Bei der Bundespolizei München ging am Dienstagnachmittag eine Meldung ein, wonach sich zwei Personen im Gleisbereich des Südbahnhofes befänden. Wenig später erhielt die Polizei eine weitere Meldung, ein entrissener Hund sei ebenfalls in den Gleisen im Bereich Heimeranplatz. Wie sich herausstellte, waren die Personen vom Südbahnhof auf der Suche nach dem Hund. Dieser war inzwischen aber schon ganz woanders.

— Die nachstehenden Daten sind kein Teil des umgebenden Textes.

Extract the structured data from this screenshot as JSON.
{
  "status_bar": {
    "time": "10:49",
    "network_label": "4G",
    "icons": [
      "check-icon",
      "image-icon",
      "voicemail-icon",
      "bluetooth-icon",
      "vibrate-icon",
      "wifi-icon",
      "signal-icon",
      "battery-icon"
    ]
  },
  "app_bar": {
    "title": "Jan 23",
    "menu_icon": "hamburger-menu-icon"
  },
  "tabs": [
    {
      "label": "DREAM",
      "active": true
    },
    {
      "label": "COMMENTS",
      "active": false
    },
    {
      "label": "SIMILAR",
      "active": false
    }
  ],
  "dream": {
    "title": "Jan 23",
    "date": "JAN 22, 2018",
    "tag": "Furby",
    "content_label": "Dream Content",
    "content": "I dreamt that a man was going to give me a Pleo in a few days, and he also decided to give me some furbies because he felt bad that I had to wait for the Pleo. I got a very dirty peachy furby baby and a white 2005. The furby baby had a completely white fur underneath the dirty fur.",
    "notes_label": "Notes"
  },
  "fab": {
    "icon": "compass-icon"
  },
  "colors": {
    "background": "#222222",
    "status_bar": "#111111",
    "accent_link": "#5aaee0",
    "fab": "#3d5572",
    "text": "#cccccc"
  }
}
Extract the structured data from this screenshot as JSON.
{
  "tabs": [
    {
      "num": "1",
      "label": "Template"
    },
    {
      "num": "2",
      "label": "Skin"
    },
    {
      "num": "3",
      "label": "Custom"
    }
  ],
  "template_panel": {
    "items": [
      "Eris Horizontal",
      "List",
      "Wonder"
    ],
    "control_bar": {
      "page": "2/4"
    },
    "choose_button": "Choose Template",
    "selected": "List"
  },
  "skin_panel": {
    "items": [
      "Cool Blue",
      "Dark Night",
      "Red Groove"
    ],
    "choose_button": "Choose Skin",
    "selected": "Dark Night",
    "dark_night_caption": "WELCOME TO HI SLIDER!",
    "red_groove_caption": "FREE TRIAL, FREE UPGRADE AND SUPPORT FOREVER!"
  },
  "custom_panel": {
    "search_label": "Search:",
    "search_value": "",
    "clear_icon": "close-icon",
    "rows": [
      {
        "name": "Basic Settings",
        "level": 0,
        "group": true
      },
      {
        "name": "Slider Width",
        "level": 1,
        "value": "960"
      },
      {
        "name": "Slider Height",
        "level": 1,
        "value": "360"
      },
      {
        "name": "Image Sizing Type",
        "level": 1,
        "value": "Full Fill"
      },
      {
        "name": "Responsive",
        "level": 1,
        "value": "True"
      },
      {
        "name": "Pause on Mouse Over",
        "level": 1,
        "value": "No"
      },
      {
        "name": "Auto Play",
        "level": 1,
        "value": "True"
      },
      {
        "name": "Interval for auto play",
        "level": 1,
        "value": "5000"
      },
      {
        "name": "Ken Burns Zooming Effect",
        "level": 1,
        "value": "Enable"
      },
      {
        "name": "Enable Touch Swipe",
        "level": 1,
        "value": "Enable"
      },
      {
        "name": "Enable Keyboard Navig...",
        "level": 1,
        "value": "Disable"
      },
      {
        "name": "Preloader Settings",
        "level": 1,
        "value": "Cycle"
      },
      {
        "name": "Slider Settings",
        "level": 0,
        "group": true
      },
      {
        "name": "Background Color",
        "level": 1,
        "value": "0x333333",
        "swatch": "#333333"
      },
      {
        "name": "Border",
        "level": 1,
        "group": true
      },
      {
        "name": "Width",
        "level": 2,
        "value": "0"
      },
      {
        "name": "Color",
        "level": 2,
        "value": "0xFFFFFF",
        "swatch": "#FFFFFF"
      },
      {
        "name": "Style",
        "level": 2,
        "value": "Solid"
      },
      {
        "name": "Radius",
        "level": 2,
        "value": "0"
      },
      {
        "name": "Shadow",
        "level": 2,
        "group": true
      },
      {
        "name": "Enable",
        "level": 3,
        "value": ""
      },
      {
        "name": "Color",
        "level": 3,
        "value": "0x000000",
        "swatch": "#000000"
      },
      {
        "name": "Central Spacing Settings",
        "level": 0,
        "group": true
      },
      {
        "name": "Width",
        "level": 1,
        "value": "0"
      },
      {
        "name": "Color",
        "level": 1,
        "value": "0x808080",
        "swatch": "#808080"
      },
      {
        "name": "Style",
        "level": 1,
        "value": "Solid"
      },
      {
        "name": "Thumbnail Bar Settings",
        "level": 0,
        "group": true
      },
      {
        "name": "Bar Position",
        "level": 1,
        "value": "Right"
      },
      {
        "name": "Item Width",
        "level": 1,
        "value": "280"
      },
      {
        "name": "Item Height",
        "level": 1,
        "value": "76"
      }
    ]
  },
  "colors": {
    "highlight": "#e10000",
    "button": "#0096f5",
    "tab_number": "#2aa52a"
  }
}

Mehrere Streifen der Bundes- und Landespolizei fuhren die Örtlichkeiten ab und suchten nach den Personen und dem Hund. Sogar ein Hubschrauber kam zum Einsatz und folg den Bereich ab. Im Weiteren begab sich am Heimeranplatz auch noch eine 28-Jährige in den Gleisbereich, die den Hund, den sie dort gesehen hatte, retten wollte. Eine Streife der Landespolizei brachte die Frau wieder heraus, wie die Bundespolizei München in einer Mitteilung schreibt.

Hund liess sich erst nicht einfangen

Nachdem die Polizisten den Husky Hund in den Gleisen gefunden hatten, liess sich dieser zunächst nicht einfangen und lief weiter in Richtung Mittersendling. Erst als ein Beamter sich im Sprint an dem Hund vorbei bewegte, gelang es ihn zu "umzingeln" und schließlich aus den Gleisen zu bringen.

Ein Klettverschluss-Gürtel diente vorübergehend als Hundeleine, bis die zwei Münchner vom Südbahnhof, die mit dem Hund spazieren waren durch eine Streife zu Hund "Snow" gebracht wurden. Während des Einsatzes waren die Gleise des Südbahnhofes und der S7 von Heimeranplatz bis Mittersendling gesperrt.